Ce rapport essaie de proposer une analyse théorique à caractère général de la fonction d'intégration à la société globale qu'exerce l'institution militaire. Il propose de distinguer deux aspects de cette fonction : « externe » et « interne ». La fonction d'intégration « externe » est celle que l'institution militaire exerce sur l'ensemble des éléments constitutifs de la société globale qui lui demeurent extérieurs, c'est-à-dire sur les secteurs non-militaires de la société globale. La fonction d'intégration dite « interne » est la fonction d'intégration à la société globale que l'armée exerce à l'égard des éléments constitutifs de cette société qui sont aussi des éléments constitutifs de l'institution militaire ; c'est la fonction d'intégration à la société globale qu'elle exerce en son sein. À partir de cette distinction, ce rapport tente de recenser les formes que peut prendre l'exercice de cette fonction, concrètes ou symboliques, manifestes ou latentes, etc. et envisage en conclusion les facteurs susceptibles de la mettre en cause. L'auteur a présenté sur le même sujet un rapport au Colloque de Manchester (British Inter Universitv Seminar, avril 1976).
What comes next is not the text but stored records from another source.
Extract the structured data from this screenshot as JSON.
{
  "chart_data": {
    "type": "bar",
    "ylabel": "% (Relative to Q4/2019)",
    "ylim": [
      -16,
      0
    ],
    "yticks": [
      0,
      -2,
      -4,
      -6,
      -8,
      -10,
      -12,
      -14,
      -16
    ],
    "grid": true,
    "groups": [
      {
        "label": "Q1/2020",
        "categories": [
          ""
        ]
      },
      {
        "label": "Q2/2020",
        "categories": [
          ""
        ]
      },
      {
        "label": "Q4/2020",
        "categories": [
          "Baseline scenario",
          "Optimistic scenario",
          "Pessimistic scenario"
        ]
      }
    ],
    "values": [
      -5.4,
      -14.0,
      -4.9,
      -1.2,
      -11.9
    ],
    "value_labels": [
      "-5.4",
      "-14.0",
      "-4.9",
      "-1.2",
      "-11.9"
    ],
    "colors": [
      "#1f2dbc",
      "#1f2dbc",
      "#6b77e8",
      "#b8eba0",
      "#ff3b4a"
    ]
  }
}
L'institution militaire et sa fonction d'intégration à la société globale
Le but de cet article (1) est d’essayer d’approfondir la compréhension du système militaire français à partir d’une approche théorique de la fonction d’intégration à la société globale que remplit ou qu’est susceptible de remplir toute institution militaire. En effet, certaines des caractéristiques du système militaire français s’éclairent si on les rapporte à l’exercice explicite ou implicite de cette fonction.
C’est ainsi que l’adoption en France au XIXe siècle d’un système de conscription n’a sans doute pas été sans rapport, conscient ou non, avec l’exercice de cette fonction, ainsi qu’on aura l’occasion de le voir plus loin. De même, il n’est pas rare de voir aujourd’hui le maintien de ce mode de recrutement justifié par des considérations qui relèvent davantage de cette fonction d’intégration que de strictes raisons de technique militaire.
Sur un autre plan, on peut aussi considérer, par exemple, que la définition des droits et des obligations qui constituent le statut spécifique des membres de l’institution militaire est, pour partie, en relation avec cette fonction d’intégration. En effet, selon l’importance de la fonction d’intégration exercée par l’institution militaire considérée, selon aussi les modalités d’exercice de cette fonction, la définition de ces droits et de ces devoirs pourra être différente. C’est ainsi que, lorsqu’a été discutée à la Chambre des Députés la réorganisation de l’armée française après la défaite de 1870, les restrictions aux droits politiques des officiers furent justifiées en invoquant la mission de « formation de la jeunesse française » qu’allait désormais se voir confier l’armée (2).